Восходящая линия

По мере того как вражда Гумилева с Бромлеем разгоралась (и укреплялась дружба с Осиповым), борьба внутри советской элиты, расколовшейся по вопросу национализма, тоже становилась все ожесточеннее. К 1970 году Брежнев и отвечавший за пропаганду Михаил Суслов, видимо, пришли к выводу, что независимая политическая активность по обе стороны этого идеологического водораздела чересчур оживилась. Сместили двух главных редакторов «толстых журналов» на обоих флангах – националистическом и либеральном: в феврале 1970 года «Новый мир» покинул его многолетний руководитель Александр Твардовский, а в ноябре уволили Анатолия Никонова, главного редактора идеологического антипода «Нового мира» – националистического комсомольского издания «Молодая гвардия»[239]. Ортодоксальная часть Коммунистической партии явно стремилась загнать джинна национализма обратно в бутылку, и Брежнев на пленуме ЦК возмущался избытком «церковного звона по телевидению», то есть попытками возродить религию[240].

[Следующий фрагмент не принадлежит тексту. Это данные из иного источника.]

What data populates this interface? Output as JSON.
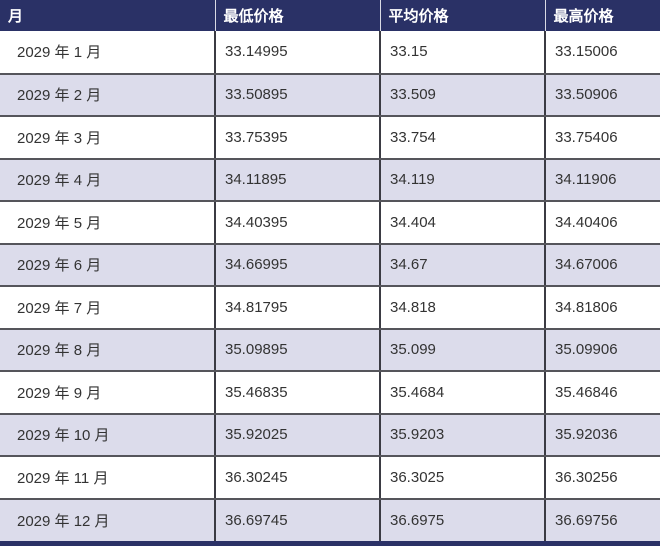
{
  "chart_data": {
    "type": "table",
    "title": "",
    "columns": [
      "月",
      "最低价格",
      "平均价格",
      "最高价格"
    ],
    "rows": [
      [
        "2029 年 1 月",
        "33.14995",
        "33.15",
        "33.15006"
      ],
      [
        "2029 年 2 月",
        "33.50895",
        "33.509",
        "33.50906"
      ],
      [
        "2029 年 3 月",
        "33.75395",
        "33.754",
        "33.75406"
      ],
      [
        "2029 年 4 月",
        "34.11895",
        "34.119",
        "34.11906"
      ],
      [
        "2029 年 5 月",
        "34.40395",
        "34.404",
        "34.40406"
      ],
      [
        "2029 年 6 月",
        "34.66995",
        "34.67",
        "34.67006"
      ],
      [
        "2029 年 7 月",
        "34.81795",
        "34.818",
        "34.81806"
      ],
      [
        "2029 年 8 月",
        "35.09895",
        "35.099",
        "35.09906"
      ],
      [
        "2029 年 9 月",
        "35.46835",
        "35.4684",
        "35.46846"
      ],
      [
        "2029 年 10 月",
        "35.92025",
        "35.9203",
        "35.92036"
      ],
      [
        "2029 年 11 月",
        "36.30245",
        "36.3025",
        "36.30256"
      ],
      [
        "2029 年 12 月",
        "36.69745",
        "36.6975",
        "36.69756"
      ]
    ]
  },
  "colors": {
    "header_bg": "#2a3166",
    "header_text": "#ffffff",
    "row_bg": "#ffffff",
    "row_alt_bg": "#dcdceb",
    "body_text": "#333333"
  }
}
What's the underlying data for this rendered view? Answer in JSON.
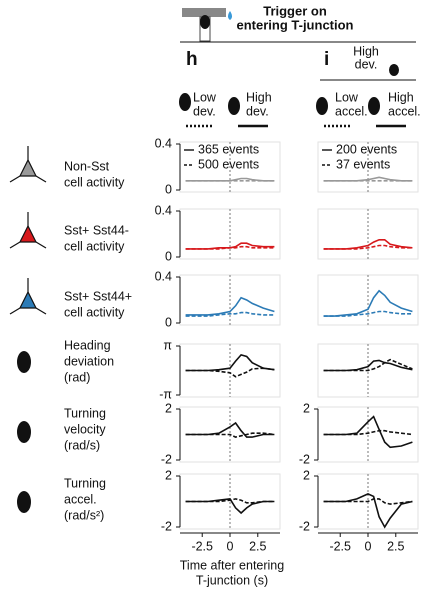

Среди переживших чистку 1970 года оказался Александр Яковлев, молодой член ЦК, в ту пору исполнявший обязанности главы отдела пропаганды Центрального комитета. Спеша доказать свою лояльность в этот турбулентный период (и заодно сделаться из «исполняющего обязанности» утвержденным главой отдела), Яковлев в ноябре 1972 года опубликовал в сравнительно либеральной на ту пору «Литературной газете» статью «Против антиисторизма». Он выступил с самой жесткой критикой националистического подхода к истории, то есть против понимания истории как гетерогенного процесса, в котором участвуют разные нации, вместо подхода диалектического материализма, согласно которому гомогенное человечество движется по единой восходящей спирали. Полвека, прошедшие с Октябрьской революции, – «блестящее доказательство той истины, что история человечества развивается по восходящей линии, в полном соответствии с объективными законами общественной жизни, открытыми великими учеными К. Марксом и Ф. Энгельсом»[241]. В статье были поименно названы 16 историков, обвиняемых в насаждении неверных исторических представлений, романтизации царского прошлого и в неклассовом подходе к истории.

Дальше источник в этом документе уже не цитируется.